Mi marido recogió sus cosas y me dijo que se iba con otra: una reacción como esa, no la esperaba en absoluto.
Por la tarde, apenas me levantaba, lavaba, limpiaba, planchaba. Cada día se repetía como un disco rayado.
¿Y mi marido? Primero pasaba mucho tiempo en el trabajo, luego tenía “viajes de negocios”, y después empezó a desaparecer toda la noche.
Y ahora estaba empacando sus maletas.
– ¿Puedo ayudarte? – le pregunté, sonriendo.
Se detuvo, me miró perdido.

– ¿Qué? ¿Dónde están las lágrimas? ¿Un escándalo? ¿Realmente me vas a dejar ir así?
Sonreí.
– ¿Qué me detendría? Hace tiempo que vivimos como vecinos. Falta de respeto, falta de calor.
Mi marido tomó sus cosas y me dijo que se iba con otra. No esperaba esa reacción.
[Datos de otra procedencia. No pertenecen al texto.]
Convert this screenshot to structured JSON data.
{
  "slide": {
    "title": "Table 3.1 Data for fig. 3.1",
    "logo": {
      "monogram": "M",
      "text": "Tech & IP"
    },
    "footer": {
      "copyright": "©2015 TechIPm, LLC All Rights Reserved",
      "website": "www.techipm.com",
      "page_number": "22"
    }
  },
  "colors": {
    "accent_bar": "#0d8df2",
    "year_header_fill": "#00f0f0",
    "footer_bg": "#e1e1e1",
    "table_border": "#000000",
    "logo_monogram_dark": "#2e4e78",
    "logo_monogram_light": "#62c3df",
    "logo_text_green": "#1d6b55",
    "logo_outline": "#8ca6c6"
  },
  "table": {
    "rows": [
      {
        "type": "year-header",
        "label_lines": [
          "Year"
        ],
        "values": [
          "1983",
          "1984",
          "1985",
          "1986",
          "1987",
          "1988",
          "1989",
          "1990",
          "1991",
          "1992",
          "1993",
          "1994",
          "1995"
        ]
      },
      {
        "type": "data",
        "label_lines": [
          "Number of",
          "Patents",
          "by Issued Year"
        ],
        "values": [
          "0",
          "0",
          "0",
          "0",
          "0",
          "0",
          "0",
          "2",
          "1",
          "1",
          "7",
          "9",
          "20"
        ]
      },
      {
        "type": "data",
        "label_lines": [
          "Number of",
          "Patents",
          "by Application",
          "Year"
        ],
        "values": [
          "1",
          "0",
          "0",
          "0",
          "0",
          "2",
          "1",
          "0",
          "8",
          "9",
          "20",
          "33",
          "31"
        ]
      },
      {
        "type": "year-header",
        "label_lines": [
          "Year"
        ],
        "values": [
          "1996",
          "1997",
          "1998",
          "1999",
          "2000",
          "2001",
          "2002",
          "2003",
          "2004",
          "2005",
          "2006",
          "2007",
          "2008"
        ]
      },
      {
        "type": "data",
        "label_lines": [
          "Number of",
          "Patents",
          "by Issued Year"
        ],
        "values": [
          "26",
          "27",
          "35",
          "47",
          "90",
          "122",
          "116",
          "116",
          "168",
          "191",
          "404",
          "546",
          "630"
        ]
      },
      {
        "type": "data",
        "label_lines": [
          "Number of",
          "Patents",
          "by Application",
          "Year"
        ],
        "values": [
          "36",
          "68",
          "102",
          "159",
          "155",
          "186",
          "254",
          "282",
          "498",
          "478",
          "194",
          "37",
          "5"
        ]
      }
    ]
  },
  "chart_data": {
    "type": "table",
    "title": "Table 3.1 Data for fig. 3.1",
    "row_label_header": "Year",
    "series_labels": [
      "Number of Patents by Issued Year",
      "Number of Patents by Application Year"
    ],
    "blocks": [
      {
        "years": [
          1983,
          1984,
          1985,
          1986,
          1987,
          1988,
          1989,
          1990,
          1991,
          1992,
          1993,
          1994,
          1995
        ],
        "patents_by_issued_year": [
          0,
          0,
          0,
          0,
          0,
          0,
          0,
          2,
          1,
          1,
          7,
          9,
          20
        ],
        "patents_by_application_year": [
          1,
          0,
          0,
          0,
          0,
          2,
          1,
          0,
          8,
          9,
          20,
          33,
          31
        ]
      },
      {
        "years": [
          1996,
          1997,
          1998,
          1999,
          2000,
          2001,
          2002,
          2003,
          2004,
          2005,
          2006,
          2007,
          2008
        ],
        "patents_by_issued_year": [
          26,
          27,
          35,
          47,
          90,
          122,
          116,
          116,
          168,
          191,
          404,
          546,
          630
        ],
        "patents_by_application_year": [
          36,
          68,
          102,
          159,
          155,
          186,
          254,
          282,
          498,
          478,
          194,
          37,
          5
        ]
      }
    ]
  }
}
– ¿Falta de apoyo? ¡Te dejo todo lo que he ganado!
Suspiré.
– Oh, claro. El apartamento es mío, el coche es mío. Así que, querido, vete, ¡que te vaya bien!
Cuando la puerta se cerró detrás de él, me invadió el dolor, pero no la tristeza. Más bien fue la conciencia de cuántos años pasé viviendo una vida que no era mía.
Pero no me permití sentir tristeza. Compré vestidos que consideraba “indecentes para una mujer casada”. Por primera vez en años, fui al peluquero, cambié de peinado, me hice la manicura. Me puse lápiz labial rojo y sonreí a mi reflejo.
– ¡Valentina Borisovna, pareces estar floreciendo! – dijo la vecina. – ¿Quizás el amor te lleva?
– Oh, ¡más bien la falta de él! – me reí.
Pero cuando comencé a disfrutar de esta nueva vida, alguien llamó a la puerta.
– ¡Abre! ¡Mis llaves no funcionan!
Mi marido recogió sus cosas y me dijo que se iba con otra. No esperaba esa reacción.
– Claro que no funcionan – respondí, sin abrir. – Cambié las cerraduras.
– Por favor, abre. Entendí que tenía razón. Eres la única que amo.
Me apoyé en la puerta y sonreí.
– Tal vez simplemente no tengas a dónde ir.
Tras la puerta, reinó el silencio. Luego se oyeron pasos bajando las escaleras.
Qué ingenuo. ¿Pensaba que iba a esperar por él? No, querido. Ahora tengo mi propia vida. Y en esa vida me siento bien.